What This Part Should Cover
Correct use of the
design effect
to deflate the per-slot sample to effective observations.
A two-proportion power calculation yielding
slots per arm
and a total slot budget, with stated assumptions (and any deliberate conservatism flagged).
The key realization that one city in 2 weeks is
underpowered
, leading to a parallel-cities (or extended-duration) design — and a correctly-scoped
per-city transition count
(bounded by that city's own slot count, not the experiment-wide total).
Part E — Diagnostics
List the concrete randomization / balance checks you will run, and describe how you would test for carryover (e.g., leading/lagging indicators, excluding boundary intervals).
A
lead/lag (event-study) test
for carryover, plus drop-the-boundary sensitivity and spillover mapping near city borders.
An explicit threshold or expectation for what "passes" (e.g., lag coefficient ≈ 0, ≥ ~90% of mass in slot cores).
Part F — Robustness
Describe how you would handle partial compliance, missing telemetry, and shocks (major events) mid-test, and give a principled decision rule to stop, extend, or rerun the experiment.

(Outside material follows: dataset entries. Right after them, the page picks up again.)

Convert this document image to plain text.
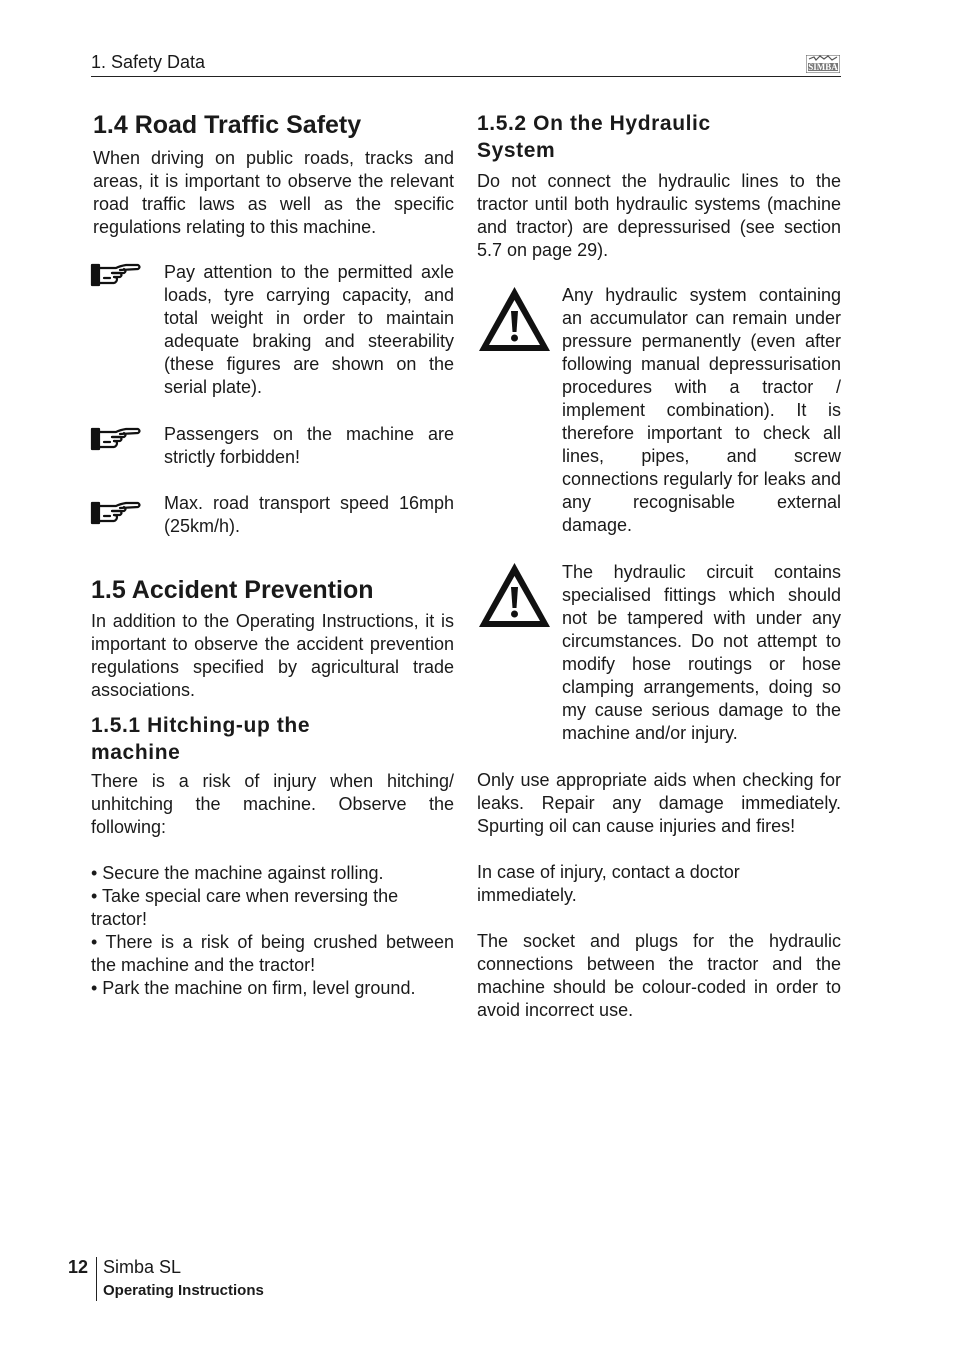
1. Safety Data	SIMBA
1.4 Road Traffic Safety

When driving on public roads, tracks and areas, it is important to observe the relevant road traffic laws as well as the specific regulations relating to this machine.

Pay attention to the permitted axle loads, tyre carrying capacity, and total weight in order to maintain adequate braking and steerability (these figures are shown on the serial plate).
Passengers on the machine are strictly forbidden!
Max. road transport speed 16mph (25km/h).
1.5 Accident Prevention

In addition to the Operating Instructions, it is important to observe the accident prevention regulations specified by agricultural trade associations.

1.5.1 Hitching-up the machine

There is a risk of injury when hitching/ unhitching the machine. Observe the following:

• Secure the machine against rolling.

• Take special care when reversing the tractor!

• There is a risk of being crushed between the machine and the tractor!

• Park the machine on firm, level ground.

1.5.2 On the Hydraulic System

Do not connect the hydraulic lines to the tractor until both hydraulic systems (machine and tractor) are depressurised (see section 5.7 on page 29).

Any hydraulic system containing an accumulator can remain under pressure permanently (even after following manual depressurisation procedures with a tractor / implement combination). It is therefore important to check all lines, pipes, and screw connections regularly for leaks and any recognisable external damage.
The hydraulic circuit contains specialised fittings which should not be tampered with under any circumstances. Do not attempt to modify hose routings or hose clamping arrangements, doing so my cause serious damage to the machine and/or injury.

Only use appropriate aids when checking for leaks. Repair any damage immediately. Spurting oil can cause injuries and fires!

In case of injury, contact a doctor immediately.

The socket and plugs for the hydraulic connections between the tractor and the machine should be colour-coded in order to avoid incorrect use.

12 Simba SL
Operating Instructions
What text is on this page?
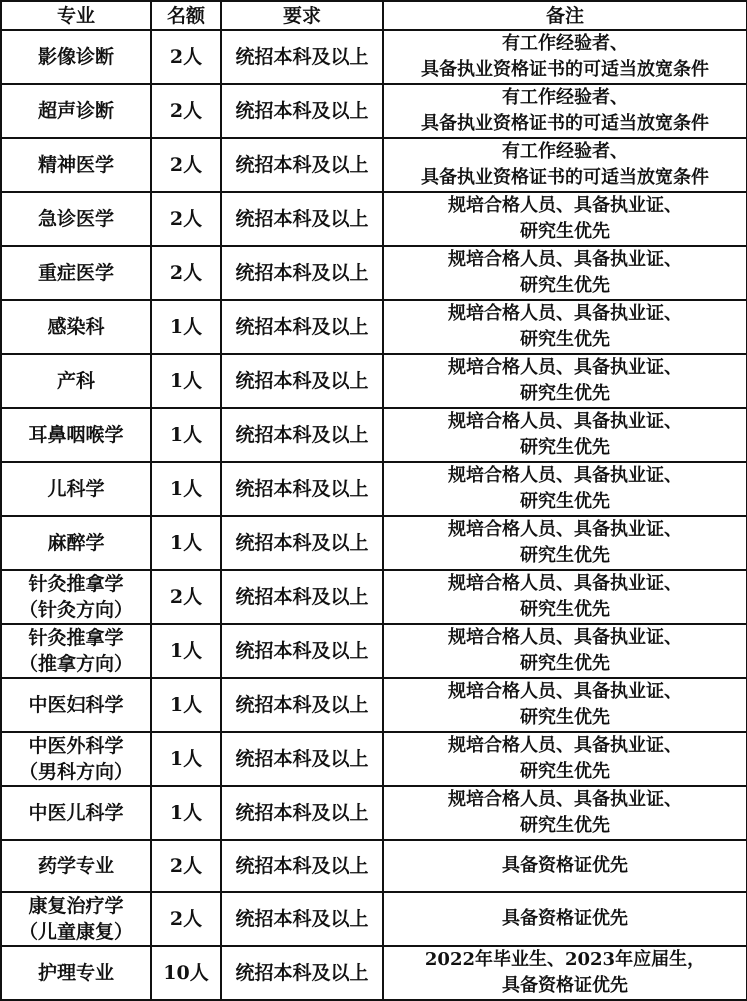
专业	名额	要求	备注

影像诊断	2人	统招本科及以上	有工作经验者、
具备执业资格证书的可适当放宽条件

超声诊断	2人	统招本科及以上	有工作经验者、
具备执业资格证书的可适当放宽条件

精神医学	2人	统招本科及以上	有工作经验者、
具备执业资格证书的可适当放宽条件

急诊医学	2人	统招本科及以上	规培合格人员、具备执业证、
研究生优先

重症医学	2人	统招本科及以上	规培合格人员、具备执业证、
研究生优先

感染科	1人	统招本科及以上	规培合格人员、具备执业证、
研究生优先

产科	1人	统招本科及以上	规培合格人员、具备执业证、
研究生优先

耳鼻咽喉学	1人	统招本科及以上	规培合格人员、具备执业证、
研究生优先

儿科学	1人	统招本科及以上	规培合格人员、具备执业证、
研究生优先

麻醉学	1人	统招本科及以上	规培合格人员、具备执业证、
研究生优先

针灸推拿学
（针灸方向）	2人	统招本科及以上	规培合格人员、具备执业证、
研究生优先

针灸推拿学
（推拿方向）	1人	统招本科及以上	规培合格人员、具备执业证、
研究生优先

中医妇科学	1人	统招本科及以上	规培合格人员、具备执业证、
研究生优先

中医外科学
（男科方向）	1人	统招本科及以上	规培合格人员、具备执业证、
研究生优先

中医儿科学	1人	统招本科及以上	规培合格人员、具备执业证、
研究生优先

药学专业	2人	统招本科及以上	具备资格证优先

康复治疗学
（儿童康复）	2人	统招本科及以上	具备资格证优先

护理专业	10人	统招本科及以上	2022年毕业生、2023年应届生，
具备资格证优先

What This Part Should Cover
ITT-as-primary with
IV/2SLS
(not a naive conditioned ratio) for the effect on the treated.
A
pre-registered
missing-telemetry policy (MCAR vs. correlated; IPW / imputation; a hard drop threshold) and shock handling via an event calendar + covariates / exclusion.
A concrete
stop / extend / rerun
rule tied to compliance gap, carryover test results, realized power, and valid-inference constraints on peeking.

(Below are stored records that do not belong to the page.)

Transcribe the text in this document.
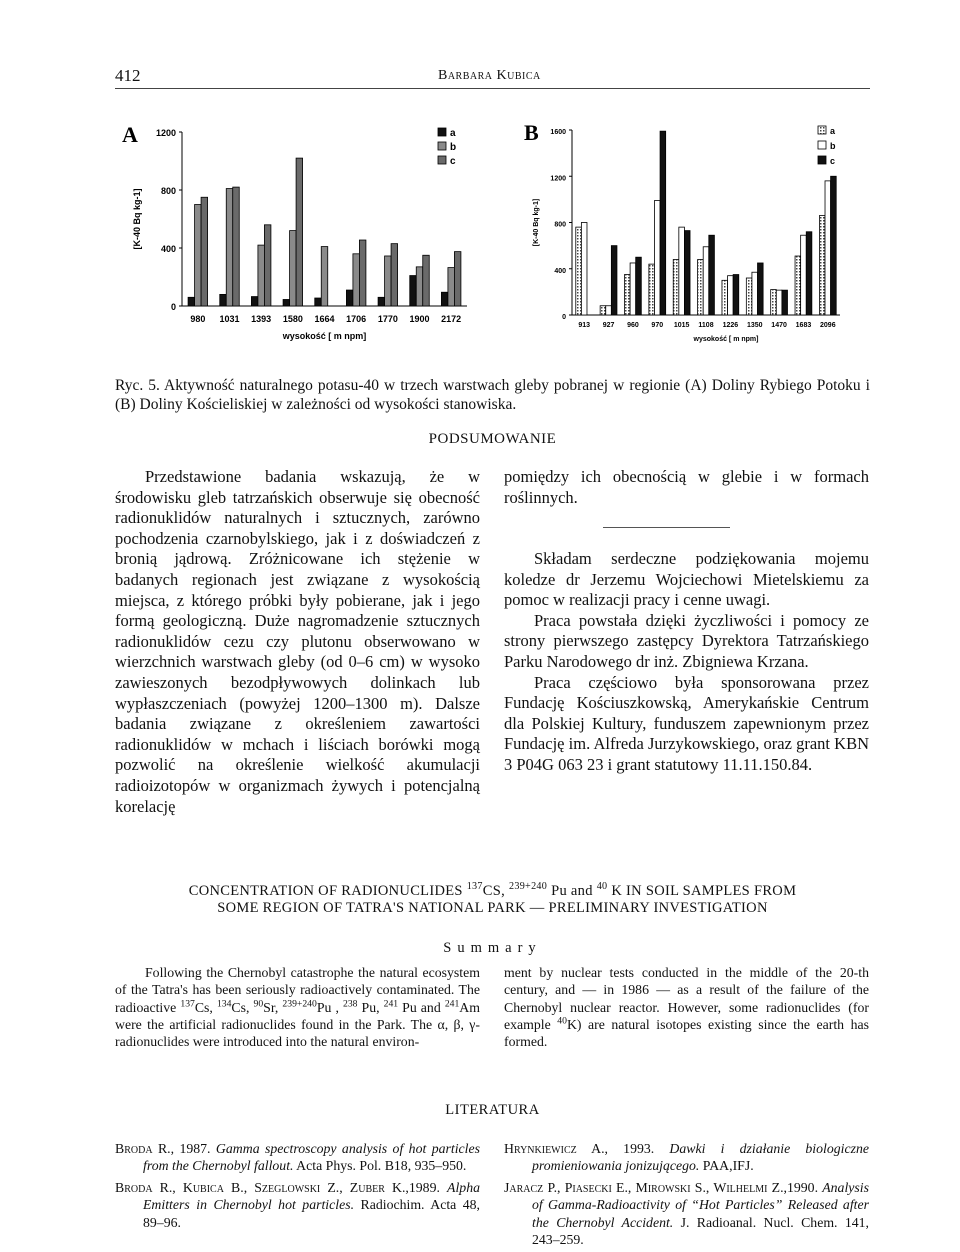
412	Barbara Kubica
A
[K-40 Bq kg-1]
0
400
800
1200
980 1031 1393 1580 1664 1706 1770 1900 2172
wysokość [ m npm]
a
b
c
B
[K-40 Bq kg-1]
0
400
800
1200
1600
913 927 960 970 1015 1108 1226 1350 1470 1683 2096
wysokość [ m npm]
a
b
c
Ryc. 5. Aktywność naturalnego potasu-40 w trzech warstwach gleby pobranej w regionie (A) Doliny Rybiego Potoku i (B) Doliny Kościeliskiej w zależności od wysokości stanowiska.
PODSUMOWANIE

Przedstawione badania wskazują, że w środowisku gleb tatrzańskich obserwuje się obecność radionuklidów naturalnych i sztucznych, zarówno pochodzenia czarnobylskiego, jak i z doświadczeń z bronią jądrową. Zróżnicowane ich stężenie w badanych regionach jest związane z wysokością miejsca, z którego próbki były pobierane, jak i jego formą geologiczną. Duże nagromadzenie sztucznych radionuklidów cezu czy plutonu obserwowano w wierzchnich warstwach gleby (od 0–6 cm) w wysoko zawieszonych bezodpływowych dolinkach lub wypłaszczeniach (powyżej 1200–1300 m). Dalsze badania związane z określeniem zawartości radionuklidów w mchach i liściach borówki mogą pozwolić na określenie wielkość akumulacji radioizotopów w organizmach żywych i potencjalną korelację

pomiędzy ich obecnością w glebie i w formach roślinnych.

Składam serdeczne podziękowania mojemu koledze dr Jerzemu Wojciechowi Mietelskiemu za pomoc w realizacji pracy i cenne uwagi.

Praca powstała dzięki życzliwości i pomocy ze strony pierwszego zastępcy Dyrektora Tatrzańskiego Parku Narodowego dr inż. Zbigniewa Krzana.

Praca częściowo była sponsorowana przez Fundację Kościuszkowską, Amerykańskie Centrum dla Polskiej Kultury, funduszem zapewnionym przez Fundację im. Alfreda Jurzykowskiego, oraz grant KBN 3 P04G 063 23 i grant statutowy 11.11.150.84.

CONCENTRATION OF RADIONUCLIDES $^{137}$CS, $^{239+240}$ Pu and $^{40}$ K IN SOIL SAMPLES FROM
SOME REGION OF TATRA'S NATIONAL PARK — PRELIMINARY INVESTIGATION
Summary

Following the Chernobyl catastrophe the natural ecosystem of the Tatra's has been seriously radioactively contaminated. The radioactive $^{137}$Cs, $^{134}$Cs, $^{90}$Sr, $^{239+240}$Pu , $^{238}$ Pu, $^{241}$ Pu and $^{241}$Am were the artificial radionuclides found in the Park. The α, β, γ-radionuclides were introduced into the natural environ-

ment by nuclear tests conducted in the middle of the 20-th century, and — in 1986 — as a result of the failure of the Chernobyl nuclear reactor. However, some radionuclides (for example $^{40}$K) are natural isotopes existing since the earth has formed.

LITERATURA

Broda R., 1987. Gamma spectroscopy analysis of hot particles from the Chernobyl fallout. Acta Phys. Pol. B18, 935–950.

Broda R., Kubica B., Szeglowski Z., Zuber K.,1989. Alpha Emitters in Chernobyl hot particles. Radiochim. Acta 48, 89–96.

Hrynkiewicz A., 1993. Dawki i działanie biologiczne promieniowania jonizującego. PAA,IFJ.

Jaracz P., Piasecki E., Mirowski S., Wilhelmi Z.,1990. Analysis of Gamma-Radioactivity of “Hot Particles” Released after the Chernobyl Accident. J. Radioanal. Nucl. Chem. 141, 243–259.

What a Strong Answer Covers
Across all parts, the interviewer is looking for an experimentalist who treats the switchback as an interference-control device and reasons end-to-end:
Estimand discipline:
ITT as the primary, shippable effect throughout; exposure-conditioned quantities recovered only via IV, never as naive ratios.
Internal consistency:
the slot length, guard bands, clustering level, FE structure, and power calculation all reference the
same
unit of assignment (city × slot) and the
same
contamination horizon.
Quantitative correctness:
the design effect, two-proportion math, and the slots → cities → per-city-transitions chain are arithmetically sound and the conservatisms are named.
Pre-registration mindset:
covariates, missingness thresholds, decision rules, and any interim looks are committed in advance to protect
α
.
Follow-up Questions
If the realized first stage is weak (ON and OFF slots show nearly identical exposure), what does that imply for both the ITT and the IV estimates, and how would you respond?
Suppose the lead/lag test shows a significant
lag
coefficient. Walk through exactly what you change in the
next
iteration of the design.
You observe that cold-food rate has strong
time-of-day heterogeneity
(much worse at dinner peak). How would you estimate and report heterogeneous treatment effects without inflating false positives?
Marketing wants to ship after one week because the point estimate "looks good." Explain precisely why that is unsafe under your design and what inference procedure would make an early look legitimate.